Altogether 2244 whole genomes of geographically diverse individuals from Estonia were sequenced to a median depth of 30x using Illumina HiSeq with TruSeq PCR-free library preparation method. We found 19M SNVs and 6.6M indel variants with allele count larger than two and of which 8.4M were novel. Within this study we have analysed both loss-of-function variants revealed as well as the population structure of Estonia.
We found a total of 14,531 autosomal loss-of-function (LOF) SNVs and indels in 6,991 genes. Out of these genes, 3.3% contained homozygous or compound heterozygotes LOF variants with minor allele frequency less than 2%. By combining the data of complete gene knockouts of individuals with their disease history and variety of available endophenotypes (proteomics, NMR, biochemistry) will help us to study the function of these genes and will lead to better understanding the phenotypic consequences of the variation within these genes.
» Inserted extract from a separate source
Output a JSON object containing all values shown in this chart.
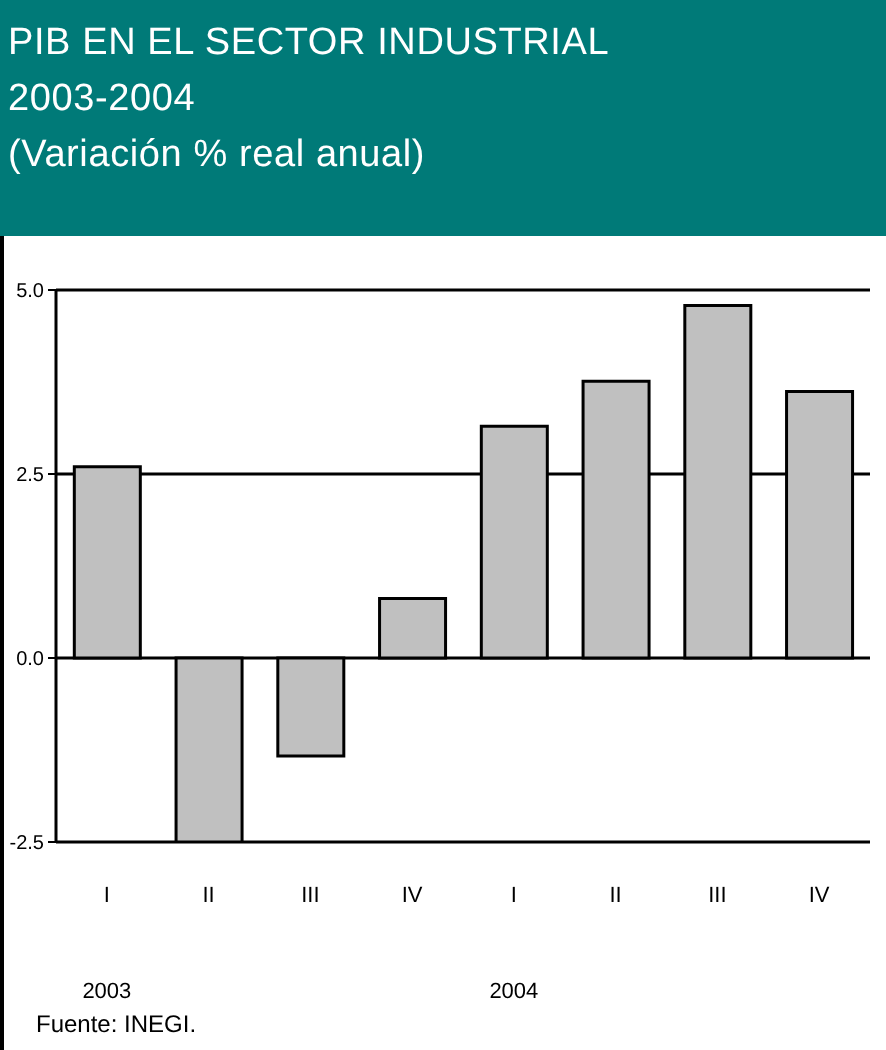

To study the fine-scale genetic structure of the Estonian population, we concentrate on a subset of the genomes (N=436), which comprehensively cover rural Estonia to minimize the mixing effect of historical urbanization. We further combine these genomes with a pan Eurasian panel of high coverage genomes from hundreds of populations. Using haplotype and allele frequency based methods we show that the genetic structure within Estonia is largely in line with the division of inland vs. maritime Estonia what has been proposed based on archaeological findings. Furthermore, we identify and quantify the relative contributions of the three major genetic domains of the European gene pool in Estonians and estimate split times from linguistically and geographically adjacent populations. We use Finestructure and inter-population doubleton distribution to reveal patterns of genetic sharing between Estonians and other European populations and infer population history in a series of population splits and admixture events in pre-historic and historic times.